Clama le numéro un, en venant d’urgence après son appel.

- (Pharamp) Bon, au moins, ils ne sont pas trop amochés.

- (Reptincel) Je le suis plus qu’eux, ça c’est sûr…

Marmonna-t-il, en se tenant douloureusement la main gauche.

- (Pharamp) Tant mieux, ça t’apprendra à ne plus faire d’erreurs !

- (Reptincel) Hé, ce n’est pas très sympa. Ils étaient dix.

- (Pharamp) Dix… ? Tu en as manqué un ?

- (Reptincel) Ouais…

Répondit-il en déviant le regard.

- (Pharamp) Bon, ça devrait aller, tu le coinceras une autre fois. Ces types sont aveuglés par l’appât du gain, il finira par revenir avec un autre groupe. C’est l’avantage d’avoir une prime sur sa tête, ça attire ceux que l’on cherche de toute façon à arrêter.

- (Reptincel) Vous trouvez ça bien ? Depuis que je sais que l’on veut ma peau, je ne me sens pas à l’aise. J’ai l’impression que des hors-la-loi pourraient débarquer au garage, à la boîte de nuit ou chez-moi à tout instant.

- (Pharamp) Et alors ?

Demanda naïvement le numéro un. Cela choqua l’élève, qui n’avait plus de temps à perdre.

- (Reptincel) … Laissez-tomber. Il faut que j’aille travailler.

- (Pharamp) Ouais, moi aussi ! En tout cas, continue comme ça, Reptincel !

Ils se séparèrent là-dessus, l’un plus embêté que l’autre sur l’état de sa situation. Clairement, Pharamp était indifférent aux craintes que ressentait le jeune adulte. Lui qui était si puissant, il semblait ne plus savoir ce que cela faisait, d’être en danger.

Quelques minutes plus tard, Reptincel gagna le garage Granbull.
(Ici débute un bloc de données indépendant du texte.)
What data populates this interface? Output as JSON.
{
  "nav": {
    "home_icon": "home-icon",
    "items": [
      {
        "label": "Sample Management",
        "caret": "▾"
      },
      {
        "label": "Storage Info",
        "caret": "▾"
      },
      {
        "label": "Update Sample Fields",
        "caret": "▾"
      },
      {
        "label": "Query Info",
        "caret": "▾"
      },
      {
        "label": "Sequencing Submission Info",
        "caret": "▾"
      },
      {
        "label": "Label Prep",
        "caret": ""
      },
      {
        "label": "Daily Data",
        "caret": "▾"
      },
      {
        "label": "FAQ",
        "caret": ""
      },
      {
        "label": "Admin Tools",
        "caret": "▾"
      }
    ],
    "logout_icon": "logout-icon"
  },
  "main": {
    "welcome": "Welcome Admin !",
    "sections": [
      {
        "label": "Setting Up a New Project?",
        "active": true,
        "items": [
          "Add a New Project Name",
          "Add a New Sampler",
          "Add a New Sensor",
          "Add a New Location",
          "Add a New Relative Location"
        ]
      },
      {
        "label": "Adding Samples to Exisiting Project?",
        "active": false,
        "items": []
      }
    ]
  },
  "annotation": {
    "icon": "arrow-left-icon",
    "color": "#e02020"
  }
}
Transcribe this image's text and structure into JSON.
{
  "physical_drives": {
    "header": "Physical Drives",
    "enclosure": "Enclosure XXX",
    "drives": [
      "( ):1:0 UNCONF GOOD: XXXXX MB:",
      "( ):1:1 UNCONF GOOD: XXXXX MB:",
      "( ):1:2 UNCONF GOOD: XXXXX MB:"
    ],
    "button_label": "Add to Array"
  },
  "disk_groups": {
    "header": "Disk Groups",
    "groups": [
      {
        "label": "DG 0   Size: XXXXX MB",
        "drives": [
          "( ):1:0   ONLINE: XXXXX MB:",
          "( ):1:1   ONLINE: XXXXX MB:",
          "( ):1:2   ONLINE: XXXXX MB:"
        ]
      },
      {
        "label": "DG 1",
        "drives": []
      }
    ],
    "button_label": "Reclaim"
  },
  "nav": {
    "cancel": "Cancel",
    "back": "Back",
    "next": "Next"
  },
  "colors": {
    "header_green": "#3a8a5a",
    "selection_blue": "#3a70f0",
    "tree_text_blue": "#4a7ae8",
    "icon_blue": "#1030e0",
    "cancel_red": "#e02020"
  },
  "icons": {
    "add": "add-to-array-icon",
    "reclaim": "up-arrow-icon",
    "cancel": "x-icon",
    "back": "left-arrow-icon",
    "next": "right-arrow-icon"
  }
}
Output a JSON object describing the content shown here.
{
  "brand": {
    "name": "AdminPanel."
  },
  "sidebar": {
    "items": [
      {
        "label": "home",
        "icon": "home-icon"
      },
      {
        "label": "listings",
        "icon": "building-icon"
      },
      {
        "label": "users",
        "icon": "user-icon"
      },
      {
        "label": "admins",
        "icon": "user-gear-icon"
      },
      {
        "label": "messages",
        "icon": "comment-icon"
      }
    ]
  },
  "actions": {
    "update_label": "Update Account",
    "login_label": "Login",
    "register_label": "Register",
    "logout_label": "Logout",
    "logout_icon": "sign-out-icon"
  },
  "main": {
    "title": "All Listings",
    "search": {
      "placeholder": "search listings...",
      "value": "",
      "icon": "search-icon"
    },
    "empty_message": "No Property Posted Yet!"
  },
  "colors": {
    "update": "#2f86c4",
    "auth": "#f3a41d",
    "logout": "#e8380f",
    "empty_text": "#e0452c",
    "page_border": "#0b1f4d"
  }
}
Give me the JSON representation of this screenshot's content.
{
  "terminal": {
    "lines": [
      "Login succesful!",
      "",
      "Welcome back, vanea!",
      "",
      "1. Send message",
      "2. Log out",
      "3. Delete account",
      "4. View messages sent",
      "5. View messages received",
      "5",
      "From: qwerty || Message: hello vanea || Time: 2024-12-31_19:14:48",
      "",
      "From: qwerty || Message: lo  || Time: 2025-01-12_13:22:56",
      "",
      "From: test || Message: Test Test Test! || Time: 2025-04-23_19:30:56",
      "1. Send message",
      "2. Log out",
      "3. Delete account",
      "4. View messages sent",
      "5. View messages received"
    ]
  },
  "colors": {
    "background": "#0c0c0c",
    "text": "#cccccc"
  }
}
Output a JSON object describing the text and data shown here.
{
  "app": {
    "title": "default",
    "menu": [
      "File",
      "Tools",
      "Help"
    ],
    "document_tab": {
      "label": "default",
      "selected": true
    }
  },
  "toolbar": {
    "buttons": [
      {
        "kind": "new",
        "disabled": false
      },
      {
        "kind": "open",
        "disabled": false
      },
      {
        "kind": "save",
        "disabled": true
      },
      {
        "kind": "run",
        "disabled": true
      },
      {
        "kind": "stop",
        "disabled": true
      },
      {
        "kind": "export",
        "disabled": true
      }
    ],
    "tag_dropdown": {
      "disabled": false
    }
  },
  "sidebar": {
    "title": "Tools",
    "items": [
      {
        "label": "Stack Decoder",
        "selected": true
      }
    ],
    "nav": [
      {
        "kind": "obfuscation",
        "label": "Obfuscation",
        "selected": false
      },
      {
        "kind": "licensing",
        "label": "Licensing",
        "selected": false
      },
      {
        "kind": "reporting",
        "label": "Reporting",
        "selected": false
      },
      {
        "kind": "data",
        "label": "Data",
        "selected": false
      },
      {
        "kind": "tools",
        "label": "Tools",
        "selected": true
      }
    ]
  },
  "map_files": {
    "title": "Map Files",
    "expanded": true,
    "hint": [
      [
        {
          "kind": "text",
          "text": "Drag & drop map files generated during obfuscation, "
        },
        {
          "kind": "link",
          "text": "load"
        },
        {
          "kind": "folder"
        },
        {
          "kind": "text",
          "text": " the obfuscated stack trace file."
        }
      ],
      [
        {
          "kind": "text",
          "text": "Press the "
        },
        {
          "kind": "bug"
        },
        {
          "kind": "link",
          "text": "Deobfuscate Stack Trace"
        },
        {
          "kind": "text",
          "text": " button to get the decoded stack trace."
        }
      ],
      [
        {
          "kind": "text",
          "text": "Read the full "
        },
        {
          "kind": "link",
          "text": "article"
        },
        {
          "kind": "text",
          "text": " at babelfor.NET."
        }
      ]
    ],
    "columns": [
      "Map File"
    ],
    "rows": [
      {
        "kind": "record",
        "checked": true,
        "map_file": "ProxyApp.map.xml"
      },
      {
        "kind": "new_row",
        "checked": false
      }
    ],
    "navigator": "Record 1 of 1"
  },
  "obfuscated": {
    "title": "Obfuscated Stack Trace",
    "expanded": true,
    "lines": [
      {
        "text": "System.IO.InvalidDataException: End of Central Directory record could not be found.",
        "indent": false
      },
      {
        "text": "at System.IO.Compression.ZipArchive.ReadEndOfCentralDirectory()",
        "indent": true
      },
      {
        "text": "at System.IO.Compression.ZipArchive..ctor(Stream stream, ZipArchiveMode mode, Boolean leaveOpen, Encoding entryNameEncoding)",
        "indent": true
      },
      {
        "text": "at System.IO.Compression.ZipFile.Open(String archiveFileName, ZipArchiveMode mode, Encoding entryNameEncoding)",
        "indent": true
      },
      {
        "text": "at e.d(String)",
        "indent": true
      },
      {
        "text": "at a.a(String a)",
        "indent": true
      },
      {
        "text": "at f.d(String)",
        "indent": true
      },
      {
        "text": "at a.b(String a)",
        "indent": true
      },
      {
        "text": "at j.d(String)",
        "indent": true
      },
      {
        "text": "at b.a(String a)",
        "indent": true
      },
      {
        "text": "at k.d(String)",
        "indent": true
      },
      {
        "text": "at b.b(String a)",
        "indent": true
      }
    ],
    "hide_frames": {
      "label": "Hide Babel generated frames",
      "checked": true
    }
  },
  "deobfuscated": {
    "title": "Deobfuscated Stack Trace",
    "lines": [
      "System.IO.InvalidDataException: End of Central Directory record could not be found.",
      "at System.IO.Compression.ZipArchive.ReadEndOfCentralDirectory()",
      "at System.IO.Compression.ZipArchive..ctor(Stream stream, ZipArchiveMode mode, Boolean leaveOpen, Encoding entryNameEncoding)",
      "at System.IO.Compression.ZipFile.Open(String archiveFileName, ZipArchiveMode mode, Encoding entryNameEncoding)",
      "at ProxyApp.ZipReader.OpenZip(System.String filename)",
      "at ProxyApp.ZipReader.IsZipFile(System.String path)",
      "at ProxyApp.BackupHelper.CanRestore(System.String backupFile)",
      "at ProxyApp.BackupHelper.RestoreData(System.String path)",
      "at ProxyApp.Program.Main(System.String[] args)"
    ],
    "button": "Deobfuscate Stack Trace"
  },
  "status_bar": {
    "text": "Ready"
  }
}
Il avait presque trois heures de retard et accourut l’air pressé, tellement qu’il se bouscula à un homme qui sortit du bâtiment.

- (Reptincel) Pardon, excusez-moi… !

Exclama-t-il, en l’aidant à se relever. Il était principalement couvert d’une grande cape marron et cachait son visage avec une imposante capuche. En d’autres termes, il n’aperçut que ce qui semblait être une barbe blanche.

- Non, pas de problèmes…

Rétorqua-t-il en marmonnant d’une voix exagérément accentuée, avant de reprendre son chemin hors du garage. Il marchait vite, très vite et divaguait son regard dans toutes les intersections. Reptincel le regarda quitter son champ de vision, l’air perplexe.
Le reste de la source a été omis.